Mr Hester said 2008's £45bn taxpayer bailout "wasn't enough to pay for the clean-up" at RBS and the bank was taking losses as it restructures.

After being "spooked by the dangers of the eurozone" last year, RBS deliberately took an extra £1bn of losses to reduce risk.

"It is a slightly Alice in Wonderland world where losses are a good thing," Mr Hester admitted.

The 82% taxpayer-owned group's balance sheet has finally slipped under the £1 trillion mark coming in at £977 billion as it continued to slim its non-core division ahead of expectations.

But many in the City were disappointed that losses in the non-core operation fell less than expected. It made a £4.2bn loss for 2011, after increasing 31% quarter on quarter to £1.3bn as disposals reaped less than expected and impairments rose.

Analysts are also worried about the health of the remaining core business, where earnings fell 18% year-on-year to £6.1bn.

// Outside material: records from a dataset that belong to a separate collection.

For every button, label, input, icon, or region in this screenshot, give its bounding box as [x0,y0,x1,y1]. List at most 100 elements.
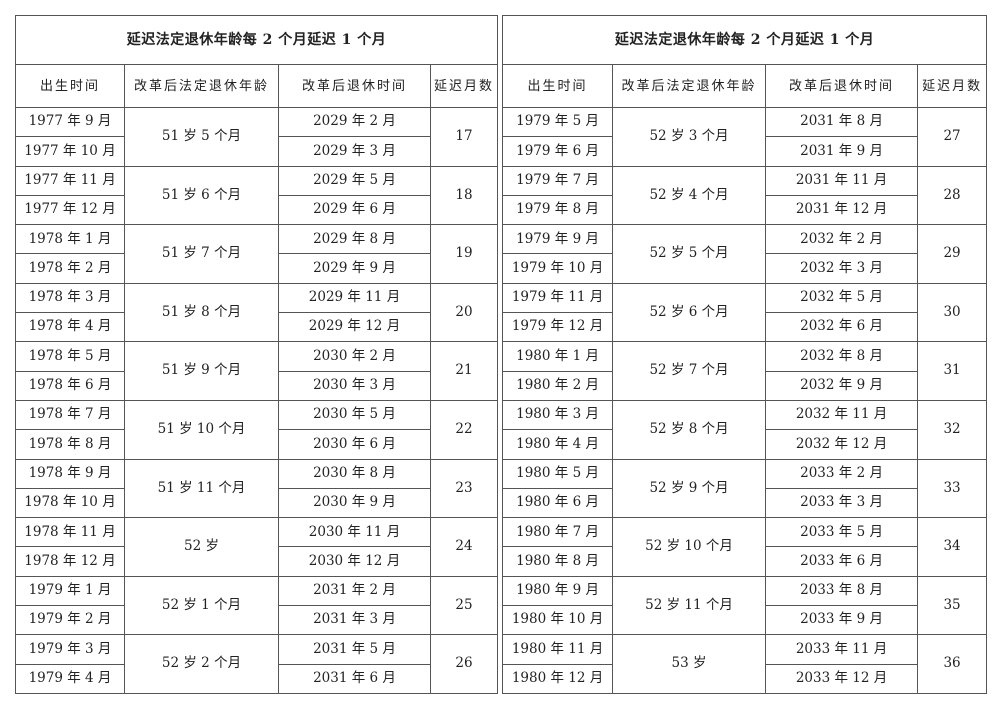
retirement-date-cell: 2029 年 2 月 [278,106,431,138]
retirement-date-cell: 2033 年 6 月 [765,546,919,577]
birth-date-cell: 1978 年 11 月 [15,517,125,548]
delay-months-cell: 21 [429,341,499,401]
birth-date-cell: 1978 年 1 月 [15,224,125,255]
retirement-age-cell: 53 岁 [612,634,767,694]
birth-date-cell: 1978 年 10 月 [15,487,125,519]
delay-months-cell: 34 [917,517,988,577]
retirement-date-cell: 2032 年 11 月 [765,399,919,431]
retirement-date-cell: 2030 年 11 月 [278,517,431,548]
table-row: 1979 年 4 月 2031 年 6 月 [15,663,498,694]
table-row: 1977 年 9 月 51 岁 5 个月 2029 年 2 月 17 [15,106,499,167]
retirement-date-cell: 2031 年 8 月 [765,106,919,138]
retirement-age-cell: 51 岁 8 个月 [124,282,279,343]
birth-date-cell: 1980 年 2 月 [502,370,614,401]
retirement-age-cell: 51 岁 6 个月 [124,165,279,226]
table-row: 1977 年 10 月 2029 年 3 月 [15,136,498,167]
birth-date-cell: 1978 年 3 月 [15,282,125,314]
retirement-date-cell: 2029 年 9 月 [278,253,431,284]
birth-date-cell: 1978 年 12 月 [15,546,125,577]
retirement-date-cell: 2031 年 5 月 [278,634,431,665]
birth-date-cell: 1979 年 4 月 [15,663,125,694]
table-row: 1979 年 5 月 52 岁 3 个月 2031 年 8 月 27 [502,106,988,167]
birth-date-cell: 1977 年 12 月 [15,194,125,226]
retirement-date-cell: 2033 年 9 月 [765,605,919,636]
retirement-date-cell: 2029 年 11 月 [278,282,431,314]
retirement-age-cell: 51 岁 10 个月 [124,399,279,460]
retirement-date-cell: 2033 年 8 月 [765,575,919,607]
retirement-age-cell: 51 岁 5 个月 [124,107,279,167]
birth-date-cell: 1978 年 5 月 [15,341,125,372]
retirement-date-cell: 2029 年 6 月 [278,194,431,226]
table-row: 1980 年 2 月 2032 年 9 月 [502,370,987,401]
table-row: 1980 年 4 月 2032 年 12 月 [502,429,987,460]
delay-months-cell: 33 [917,458,988,519]
table-row: 1978 年 4 月 2029 年 12 月 [15,312,498,343]
delay-months-cell: 35 [917,575,988,636]
birth-date-cell: 1980 年 11 月 [502,634,614,665]
delay-months-cell: 30 [917,282,988,343]
retirement-date-cell: 2031 年 9 月 [765,136,919,167]
retirement-date-cell: 2030 年 8 月 [278,458,431,489]
table-row: 1979 年 9 月 52 岁 5 个月 2032 年 2 月 29 [502,224,988,284]
retirement-table-left: 延迟法定退休年龄每 2 个月延迟 1 个月 出生时间 改革后法定退休年龄 改革后… [14,15,499,694]
birth-date-cell: 1977 年 11 月 [15,165,125,196]
delay-months-cell: 31 [917,341,988,401]
delay-months-cell: 26 [429,634,499,694]
retirement-date-cell: 2032 年 3 月 [765,253,919,284]
delay-months-cell: 29 [917,224,988,284]
birth-date-cell: 1979 年 11 月 [502,282,614,314]
retirement-date-cell: 2029 年 12 月 [278,312,431,343]
retirement-date-cell: 2032 年 5 月 [765,282,919,314]
delay-months-cell: 22 [429,399,499,460]
table-row: 1978 年 3 月 51 岁 8 个月 2029 年 11 月 20 [15,282,499,343]
retirement-date-cell: 2033 年 3 月 [765,487,919,519]
retirement-date-cell: 2033 年 2 月 [765,458,919,489]
retirement-age-cell: 52 岁 2 个月 [124,634,279,694]
birth-date-cell: 1979 年 12 月 [502,312,614,343]
retirement-age-cell: 52 岁 1 个月 [124,575,279,636]
birth-date-cell: 1979 年 3 月 [15,634,125,665]
table-row: 1979 年 7 月 52 岁 4 个月 2031 年 11 月 28 [502,165,988,226]
retirement-age-cell: 52 岁 11 个月 [612,575,767,636]
retirement-table-right: 延迟法定退休年龄每 2 个月延迟 1 个月 出生时间 改革后法定退休年龄 改革后… [502,15,988,694]
table-row: 1978 年 8 月 2030 年 6 月 [15,429,498,460]
table-row: 1977 年 12 月 2029 年 6 月 [15,194,498,226]
retirement-date-cell: 2032 年 6 月 [765,312,919,343]
table-row: 1979 年 3 月 52 岁 2 个月 2031 年 5 月 26 [15,634,499,694]
retirement-date-cell: 2032 年 9 月 [765,370,919,401]
delay-months-cell: 27 [917,107,988,167]
table-title: 延迟法定退休年龄每 2 个月延迟 1 个月 [502,15,988,65]
retirement-date-cell: 2032 年 2 月 [765,224,919,255]
birth-date-cell: 1980 年 5 月 [502,458,614,489]
retirement-age-cell: 51 岁 11 个月 [124,458,279,519]
birth-date-cell: 1978 年 9 月 [15,458,125,489]
birth-date-cell: 1979 年 1 月 [15,575,125,607]
retirement-age-cell: 52 岁 4 个月 [612,165,767,226]
retirement-age-cell: 52 岁 7 个月 [612,341,767,401]
delay-months-cell: 24 [429,517,499,577]
birth-date-cell: 1980 年 3 月 [502,399,614,431]
retirement-age-cell: 52 岁 3 个月 [612,107,767,167]
table-row: 1978 年 2 月 2029 年 9 月 [15,253,498,284]
birth-date-cell: 1979 年 6 月 [502,136,614,167]
retirement-date-cell: 2031 年 11 月 [765,165,919,196]
table-title: 延迟法定退休年龄每 2 个月延迟 1 个月 [14,15,499,65]
birth-date-cell: 1978 年 8 月 [15,429,125,460]
retirement-date-cell: 2030 年 12 月 [278,546,431,577]
table-row: 1978 年 9 月 51 岁 11 个月 2030 年 8 月 23 [15,458,499,519]
retirement-age-cell: 52 岁 9 个月 [612,458,767,519]
header-retire: 改革后退休时间 [765,64,919,108]
table-row: 1979 年 8 月 2031 年 12 月 [502,194,987,226]
header-age: 改革后法定退休年龄 [612,64,767,108]
header-delay: 延迟月数 [429,64,499,108]
retirement-date-cell: 2029 年 8 月 [278,224,431,255]
birth-date-cell: 1977 年 9 月 [15,106,125,138]
birth-date-cell: 1978 年 6 月 [15,370,125,401]
table-row: 1978 年 12 月 2030 年 12 月 [15,546,498,577]
birth-date-cell: 1980 年 1 月 [502,341,614,372]
delay-months-cell: 17 [429,107,499,167]
retirement-age-cell: 51 岁 9 个月 [124,341,279,401]
birth-date-cell: 1977 年 10 月 [15,136,125,167]
retirement-date-cell: 2033 年 11 月 [765,634,919,665]
table-row: 1980 年 9 月 52 岁 11 个月 2033 年 8 月 35 [502,575,988,636]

This was largely down to its investment bank, the global banking and markets (GBM) division, where pre-tax profit more than halved to £1.6bn, and was loss making in the final quarter. By comparison, earnings at Barclays' investment bank fell by one-third.

RBS announced revised targets and is now looking for a 12% core return on capital, against the original 15% target and 10.5% for last year.

There were further problems at Ulster Bank, which has suffered from a falling Irish property market. Its loss before tax increased 35% year-on-year to £1bn.

RBS absorbed restructuring losses of £1.1bn and an impairment on sovereign debt, largely Greek, of £1.1bn as well as a £850 million charge to cover compensation for mis-selling payment protection insurance (PPI).

Finance director Bruce van Saun admitted "there could be upside pressure" on its PPI figure.

There were positive signs, however, as RBS's retail bank saw operating profits rise 45% to £2bn.

RBS's corporate arm handed out £93.5bn of new lending to UK businesses in 2011, up 22% on the previous year. This included £40.9bn to smaller companies, a 4% increase on 2010, but although it lent almost as much as its competitors combined, it only met the lower "stretch" target agreed by the Government under the Merlin deal.

Mr Hester said lending weakened in the second half of 2011 as economic growth tailed off.

RBS's insurance business, which has been renamed Direct Line, swung from a loss of £295m to profits of £454m. RBS plans to float it on the stock market in the second half of this year.

Mr van Saun hinted strongly that RBS would use European Central Bank's new bank liquidity programme, known as LTRO, but only to fund its European operations outside the UK.

"The LTRO is offering relatively cheap funding," he said. "There is no stigma around taking them."